Acholi refer to politicians with a figurative term wibye meaning 'top of the ant hill' because like this precarious point on the hill, politicians and their elevated seats of power may crumble and slide down at any moment.   Even if ant hills are not part of your typical landscape, the lack of confidence or lack of trust in leaders that this image relates has relevance for many cultures.


So what can words, phrases, grammatical constructions tell us about a culture?  Not always a lot on their own.  Sometimes they are vestigial, reminders of the roots of a language.  There are many of these for English connecting it back to French or German.  For some American vernaculars, elements of West African languages such as Wolof can still be heard which were blended in centuries ago.

It is important to go slowly when learning a new language.  Remain skeptical, never assuming when something is familiar that you have recognized a true similarity because, to borrow roughly from Magritte, a chair isn't always a chair.  For me, the best evidence that complex concepts cannot be translated with equivalency is that even concrete objects such as 'bottle' or 'chair' which one might assume have direct translations are not always equivalent between languages.  A chair is not always a chair from one language to the next.  It depends on what your language considers chair-ness to be.  It depends on how we conceptualize categories or how we understand membership for those categories.  (I will be writing much more about categories because they are an important cognitive activity.) 

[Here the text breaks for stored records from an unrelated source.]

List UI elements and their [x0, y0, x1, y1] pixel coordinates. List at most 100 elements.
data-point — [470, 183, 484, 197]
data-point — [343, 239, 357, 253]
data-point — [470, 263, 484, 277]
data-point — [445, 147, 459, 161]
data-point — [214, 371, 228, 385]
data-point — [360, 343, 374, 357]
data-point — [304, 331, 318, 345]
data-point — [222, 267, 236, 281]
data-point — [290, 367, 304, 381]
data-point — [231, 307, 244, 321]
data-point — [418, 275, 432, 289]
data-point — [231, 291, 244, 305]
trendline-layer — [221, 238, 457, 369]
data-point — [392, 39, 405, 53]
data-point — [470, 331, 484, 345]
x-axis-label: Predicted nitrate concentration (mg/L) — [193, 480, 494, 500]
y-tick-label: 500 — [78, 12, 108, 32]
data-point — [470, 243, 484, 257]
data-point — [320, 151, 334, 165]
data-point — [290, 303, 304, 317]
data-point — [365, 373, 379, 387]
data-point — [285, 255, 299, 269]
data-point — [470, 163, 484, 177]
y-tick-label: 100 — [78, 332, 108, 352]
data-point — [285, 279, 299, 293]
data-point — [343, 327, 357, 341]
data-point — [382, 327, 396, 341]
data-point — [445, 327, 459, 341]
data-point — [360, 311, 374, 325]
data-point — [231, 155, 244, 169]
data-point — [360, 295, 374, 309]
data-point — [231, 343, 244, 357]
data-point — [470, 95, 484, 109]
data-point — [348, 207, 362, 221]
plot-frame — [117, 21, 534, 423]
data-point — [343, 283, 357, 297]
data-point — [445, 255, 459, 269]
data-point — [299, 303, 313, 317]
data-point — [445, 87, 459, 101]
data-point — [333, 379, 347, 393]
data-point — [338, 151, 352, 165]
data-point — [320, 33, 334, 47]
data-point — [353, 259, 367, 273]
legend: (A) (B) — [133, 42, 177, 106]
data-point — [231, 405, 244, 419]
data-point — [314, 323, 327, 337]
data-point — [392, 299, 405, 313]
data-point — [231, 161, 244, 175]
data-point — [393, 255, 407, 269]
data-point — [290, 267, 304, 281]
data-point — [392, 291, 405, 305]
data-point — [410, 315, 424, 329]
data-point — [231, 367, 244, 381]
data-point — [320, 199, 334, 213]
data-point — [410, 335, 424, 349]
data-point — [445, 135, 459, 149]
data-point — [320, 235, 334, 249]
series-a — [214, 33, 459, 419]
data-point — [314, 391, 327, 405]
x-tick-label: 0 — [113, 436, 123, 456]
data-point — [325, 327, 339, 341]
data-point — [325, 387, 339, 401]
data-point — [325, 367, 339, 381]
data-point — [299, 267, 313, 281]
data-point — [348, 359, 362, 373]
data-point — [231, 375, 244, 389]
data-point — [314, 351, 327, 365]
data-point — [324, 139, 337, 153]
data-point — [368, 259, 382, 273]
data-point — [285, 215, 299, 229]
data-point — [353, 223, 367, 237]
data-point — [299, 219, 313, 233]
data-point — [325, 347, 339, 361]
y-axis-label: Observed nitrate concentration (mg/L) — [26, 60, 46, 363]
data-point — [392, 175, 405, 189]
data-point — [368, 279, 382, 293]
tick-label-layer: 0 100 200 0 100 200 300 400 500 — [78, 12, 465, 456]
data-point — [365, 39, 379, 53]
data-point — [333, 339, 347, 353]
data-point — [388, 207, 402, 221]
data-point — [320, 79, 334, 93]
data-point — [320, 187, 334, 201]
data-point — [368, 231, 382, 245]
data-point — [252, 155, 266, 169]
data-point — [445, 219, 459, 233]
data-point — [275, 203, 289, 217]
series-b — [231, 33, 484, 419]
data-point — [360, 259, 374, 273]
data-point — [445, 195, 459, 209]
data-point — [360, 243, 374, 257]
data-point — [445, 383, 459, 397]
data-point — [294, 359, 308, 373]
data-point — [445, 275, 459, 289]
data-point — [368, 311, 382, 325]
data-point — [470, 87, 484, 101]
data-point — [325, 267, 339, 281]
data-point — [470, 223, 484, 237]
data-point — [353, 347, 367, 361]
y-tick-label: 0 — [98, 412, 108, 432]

An example from basic the greetings in Acholi illustrates an overlap between an instance where simple translation equivalency might be assumed, but complex cultural concepts are also at work.  (It is these more complex concepts, attitudes and values that interest me, and where I believe linguistic investigation offers a glimpse of insight.) So the simple example: among family or close acquaintances in the morning you might greet each other with:
You slept well?
I slept well.
This seems very natural.  Many languages use this pattern.  However, the Acholi region where it is used has just emerged from several years of war.  The sentiment is in fact literal as in, 'was your sleep disturbed,' and also implying without asking the more sinister, the unsaid. 'Did anyone break into your home and was anyone hurt or killed?  In this way, 'you slept well,' is not a direct translation from the English or any other language.  It has an experiential weight carried in the tone, amassed over years.  This description was given to me by someone young, so I wonder if his grandparents knew another meaning.  These early impressions are the threads I will follow with further study and research.  How prevalent is this attitude?  What is the speed of language change in the highly oral culture here in LuoLand?  How can my methodology capture and convey these dimensions?